A une époque où le créole était interdit à l’école, à l’église, à la radio et dans l’administration, un véritable lavage de cerveau tendait à faire croire que le créole ne menait nulle part et qu’on ne pouvait réussir qu’avec le français. L’une des premières personnes à dénoncer ce préjugé et à faire descendre le français de son piédestal fut Gérard Lauriette. A l’instar des nègres marrons qui refusaient l’esclavage, il refusa l’esclavage linguistique et culturel du français.

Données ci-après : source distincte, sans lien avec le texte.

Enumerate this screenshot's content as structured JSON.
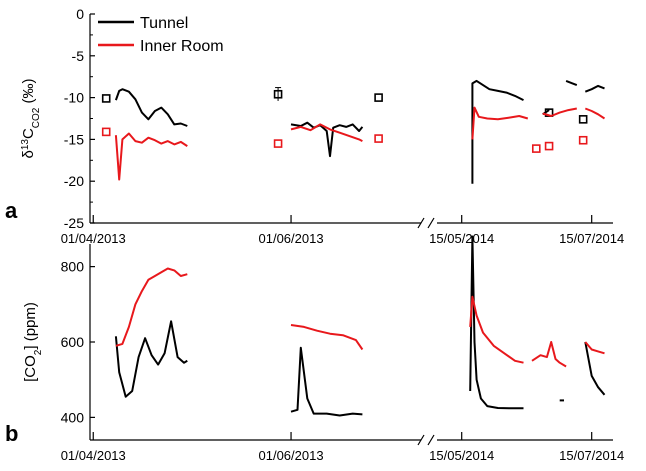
{
  "colors": {
    "tunnel": "#000000",
    "inner_room": "#e8181c"
  },
  "chart_data": [
    {
      "panel": "a",
      "type": "line",
      "ylabel_parts": [
        "δ",
        "13",
        "C",
        "CO2",
        " (‰)"
      ],
      "ylim": [
        -25,
        0
      ],
      "yticks": [
        "0",
        "-5",
        "-10",
        "-15",
        "-20",
        "-25"
      ],
      "xticks": [
        "01/04/2013",
        "01/06/2013",
        "15/05/2014",
        "15/07/2014"
      ],
      "legend": {
        "placement": "top-left",
        "entries": [
          "Tunnel",
          "Inner Room"
        ]
      },
      "series": [
        {
          "name": "Tunnel",
          "line_segments": [
            [
              [
                "2013-04-08",
                -10.3
              ],
              [
                "2013-04-09",
                -9.2
              ],
              [
                "2013-04-10",
                -9.0
              ],
              [
                "2013-04-12",
                -9.3
              ],
              [
                "2013-04-14",
                -10.2
              ],
              [
                "2013-04-16",
                -11.8
              ],
              [
                "2013-04-18",
                -12.6
              ],
              [
                "2013-04-20",
                -11.6
              ],
              [
                "2013-04-22",
                -11.2
              ],
              [
                "2013-04-24",
                -12.0
              ],
              [
                "2013-04-26",
                -13.2
              ],
              [
                "2013-04-28",
                -13.1
              ],
              [
                "2013-04-30",
                -13.4
              ]
            ],
            [
              [
                "2013-06-01",
                -13.2
              ],
              [
                "2013-06-04",
                -13.4
              ],
              [
                "2013-06-06",
                -13.0
              ],
              [
                "2013-06-08",
                -13.6
              ],
              [
                "2013-06-10",
                -13.3
              ],
              [
                "2013-06-12",
                -14.0
              ],
              [
                "2013-06-13",
                -17.0
              ],
              [
                "2013-06-14",
                -13.6
              ],
              [
                "2013-06-16",
                -13.3
              ],
              [
                "2013-06-18",
                -13.5
              ],
              [
                "2013-06-20",
                -13.2
              ],
              [
                "2013-06-22",
                -14.0
              ],
              [
                "2013-06-23",
                -13.5
              ]
            ],
            [
              [
                "2014-05-20",
                -20.3
              ],
              [
                "2014-05-20",
                -8.3
              ],
              [
                "2014-05-22",
                -8.0
              ],
              [
                "2014-05-25",
                -8.5
              ],
              [
                "2014-05-28",
                -9.0
              ],
              [
                "2014-06-01",
                -9.2
              ],
              [
                "2014-06-05",
                -9.4
              ],
              [
                "2014-06-09",
                -9.8
              ],
              [
                "2014-06-13",
                -10.3
              ]
            ],
            [
              [
                "2014-06-22",
                -12.0
              ],
              [
                "2014-06-25",
                -11.5
              ]
            ],
            [
              [
                "2014-07-03",
                -8.0
              ],
              [
                "2014-07-06",
                -8.3
              ],
              [
                "2014-07-08",
                -8.5
              ]
            ],
            [
              [
                "2014-07-12",
                -9.3
              ],
              [
                "2014-07-15",
                -9.0
              ],
              [
                "2014-07-18",
                -8.6
              ],
              [
                "2014-07-21",
                -8.9
              ]
            ]
          ],
          "points": [
            [
              "2013-04-05",
              -10.1
            ],
            [
              "2013-05-28",
              -9.6
            ],
            [
              "2013-06-28",
              -10.0
            ],
            [
              "2014-06-25",
              -11.8
            ],
            [
              "2014-07-11",
              -12.6
            ]
          ]
        },
        {
          "name": "Inner Room",
          "line_segments": [
            [
              [
                "2013-04-08",
                -14.5
              ],
              [
                "2013-04-09",
                -19.8
              ],
              [
                "2013-04-10",
                -15.0
              ],
              [
                "2013-04-12",
                -14.3
              ],
              [
                "2013-04-14",
                -15.2
              ],
              [
                "2013-04-16",
                -15.4
              ],
              [
                "2013-04-18",
                -14.8
              ],
              [
                "2013-04-20",
                -15.1
              ],
              [
                "2013-04-22",
                -15.5
              ],
              [
                "2013-04-24",
                -15.2
              ],
              [
                "2013-04-26",
                -15.6
              ],
              [
                "2013-04-28",
                -15.3
              ],
              [
                "2013-04-30",
                -15.8
              ]
            ],
            [
              [
                "2013-06-01",
                -13.8
              ],
              [
                "2013-06-04",
                -13.5
              ],
              [
                "2013-06-07",
                -13.9
              ],
              [
                "2013-06-10",
                -13.2
              ],
              [
                "2013-06-13",
                -13.8
              ],
              [
                "2013-06-16",
                -14.2
              ],
              [
                "2013-06-19",
                -14.6
              ],
              [
                "2013-06-22",
                -15.0
              ],
              [
                "2013-06-23",
                -15.2
              ]
            ],
            [
              [
                "2014-05-20",
                -15.0
              ],
              [
                "2014-05-21",
                -11.2
              ],
              [
                "2014-05-23",
                -12.3
              ],
              [
                "2014-05-27",
                -12.5
              ],
              [
                "2014-06-01",
                -12.6
              ],
              [
                "2014-06-06",
                -12.4
              ],
              [
                "2014-06-11",
                -12.2
              ],
              [
                "2014-06-15",
                -12.5
              ]
            ],
            [
              [
                "2014-06-22",
                -11.9
              ],
              [
                "2014-06-26",
                -12.2
              ],
              [
                "2014-06-30",
                -11.8
              ],
              [
                "2014-07-04",
                -11.5
              ],
              [
                "2014-07-08",
                -11.3
              ]
            ],
            [
              [
                "2014-07-12",
                -11.3
              ],
              [
                "2014-07-15",
                -11.6
              ],
              [
                "2014-07-18",
                -12.0
              ],
              [
                "2014-07-21",
                -12.5
              ]
            ]
          ],
          "points": [
            [
              "2013-04-05",
              -14.1
            ],
            [
              "2013-05-28",
              -15.5
            ],
            [
              "2013-06-28",
              -14.9
            ],
            [
              "2014-06-19",
              -16.1
            ],
            [
              "2014-06-25",
              -15.8
            ],
            [
              "2014-07-11",
              -15.1
            ]
          ]
        }
      ]
    },
    {
      "panel": "b",
      "type": "line",
      "ylabel_parts": [
        "[CO",
        "2",
        "] (ppm)"
      ],
      "ylim": [
        340,
        860
      ],
      "yticks": [
        "800",
        "600",
        "400"
      ],
      "ytick_values": [
        800,
        600,
        400
      ],
      "xticks": [
        "01/04/2013",
        "01/06/2013",
        "15/05/2014",
        "15/07/2014"
      ],
      "series": [
        {
          "name": "Tunnel",
          "line_segments": [
            [
              [
                "2013-04-08",
                615
              ],
              [
                "2013-04-09",
                520
              ],
              [
                "2013-04-11",
                455
              ],
              [
                "2013-04-13",
                470
              ],
              [
                "2013-04-15",
                560
              ],
              [
                "2013-04-17",
                610
              ],
              [
                "2013-04-19",
                565
              ],
              [
                "2013-04-21",
                540
              ],
              [
                "2013-04-23",
                570
              ],
              [
                "2013-04-25",
                655
              ],
              [
                "2013-04-27",
                560
              ],
              [
                "2013-04-29",
                545
              ],
              [
                "2013-04-30",
                550
              ]
            ],
            [
              [
                "2013-06-01",
                415
              ],
              [
                "2013-06-03",
                420
              ],
              [
                "2013-06-04",
                585
              ],
              [
                "2013-06-06",
                450
              ],
              [
                "2013-06-08",
                410
              ],
              [
                "2013-06-12",
                410
              ],
              [
                "2013-06-16",
                405
              ],
              [
                "2013-06-20",
                410
              ],
              [
                "2013-06-23",
                408
              ]
            ],
            [
              [
                "2014-05-19",
                470
              ],
              [
                "2014-05-20",
                880
              ],
              [
                "2014-05-21",
                600
              ],
              [
                "2014-05-22",
                500
              ],
              [
                "2014-05-24",
                450
              ],
              [
                "2014-05-27",
                430
              ],
              [
                "2014-06-01",
                425
              ],
              [
                "2014-06-07",
                424
              ],
              [
                "2014-06-13",
                424
              ]
            ],
            [
              [
                "2014-06-30",
                445
              ],
              [
                "2014-07-02",
                445
              ]
            ],
            [
              [
                "2014-07-12",
                600
              ],
              [
                "2014-07-15",
                510
              ],
              [
                "2014-07-18",
                480
              ],
              [
                "2014-07-21",
                460
              ]
            ]
          ]
        },
        {
          "name": "Inner Room",
          "line_segments": [
            [
              [
                "2013-04-08",
                590
              ],
              [
                "2013-04-10",
                595
              ],
              [
                "2013-04-12",
                640
              ],
              [
                "2013-04-14",
                700
              ],
              [
                "2013-04-16",
                735
              ],
              [
                "2013-04-18",
                765
              ],
              [
                "2013-04-20",
                775
              ],
              [
                "2013-04-22",
                785
              ],
              [
                "2013-04-24",
                795
              ],
              [
                "2013-04-26",
                790
              ],
              [
                "2013-04-28",
                775
              ],
              [
                "2013-04-30",
                780
              ]
            ],
            [
              [
                "2013-06-01",
                645
              ],
              [
                "2013-06-05",
                640
              ],
              [
                "2013-06-09",
                630
              ],
              [
                "2013-06-13",
                622
              ],
              [
                "2013-06-17",
                618
              ],
              [
                "2013-06-21",
                605
              ],
              [
                "2013-06-23",
                580
              ]
            ],
            [
              [
                "2014-05-19",
                640
              ],
              [
                "2014-05-20",
                720
              ],
              [
                "2014-05-22",
                670
              ],
              [
                "2014-05-25",
                625
              ],
              [
                "2014-05-30",
                590
              ],
              [
                "2014-06-04",
                570
              ],
              [
                "2014-06-09",
                550
              ],
              [
                "2014-06-13",
                545
              ]
            ],
            [
              [
                "2014-06-17",
                550
              ],
              [
                "2014-06-21",
                565
              ],
              [
                "2014-06-24",
                560
              ],
              [
                "2014-06-26",
                600
              ],
              [
                "2014-06-28",
                555
              ],
              [
                "2014-06-30",
                545
              ],
              [
                "2014-07-03",
                535
              ]
            ],
            [
              [
                "2014-07-12",
                600
              ],
              [
                "2014-07-15",
                580
              ],
              [
                "2014-07-18",
                575
              ],
              [
                "2014-07-21",
                570
              ]
            ]
          ]
        }
      ]
    }
  ]
}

Issu d’une famille de quatre enfants, Gérard Edmond Lauriette naît dans la nuit du 22 au 23 février 1922, à Schœlcher, section de la commune de Trois-Rivières. Dès l’âge de 12 ans, il s’intéresse plus aux croyances africaines de son père qu’à celles de la religion chrétienne de ses parents maternels, ce qui ne l’empêche pas d’effectuer une très bonne scolarité. Il obtient son Certificat d’Études Primaires à 12 ans. En juin 1937, après s’être classé premier au Brevet Élémentaire à Basse-Terre, il est accepté, comme élève non boursier, à l’École Normale de Pointe à Pitre.

En juin 1938, il réussit à un concours de bourses et devient apprenti-instituteur. Le 19 octobre 1940, au début de la dernière année d’apprentissage, il est suspendu de cours pendant six mois au motif qu’il n’a pas assisté à la messe et a quitté l’église pour aller voir un sous-marin, chose qu’il n’avait jamais vue. Malgré cela, après moins de deux mois de cours, il sort major de sa promotion à 19 ans.

Exerçant comme instituteur, il a, très tôt, une appréciation très critique sur les programmes, les contenus et les méthodes d’enseignement. Il conteste notamment l’usage du seul français pour l’enseignement en Guadeloupe. Il refuse d’être un « fonctionnaire robot » et décide de résister à « l’asservissement intellectuel du français ». Il ose introduire le créole à l’école alors qu’il en était banni. Il ose expliquer qu’il n’y a aucune honte à parler créole. Il ose décomplexer les élèves par rapport à leur langue.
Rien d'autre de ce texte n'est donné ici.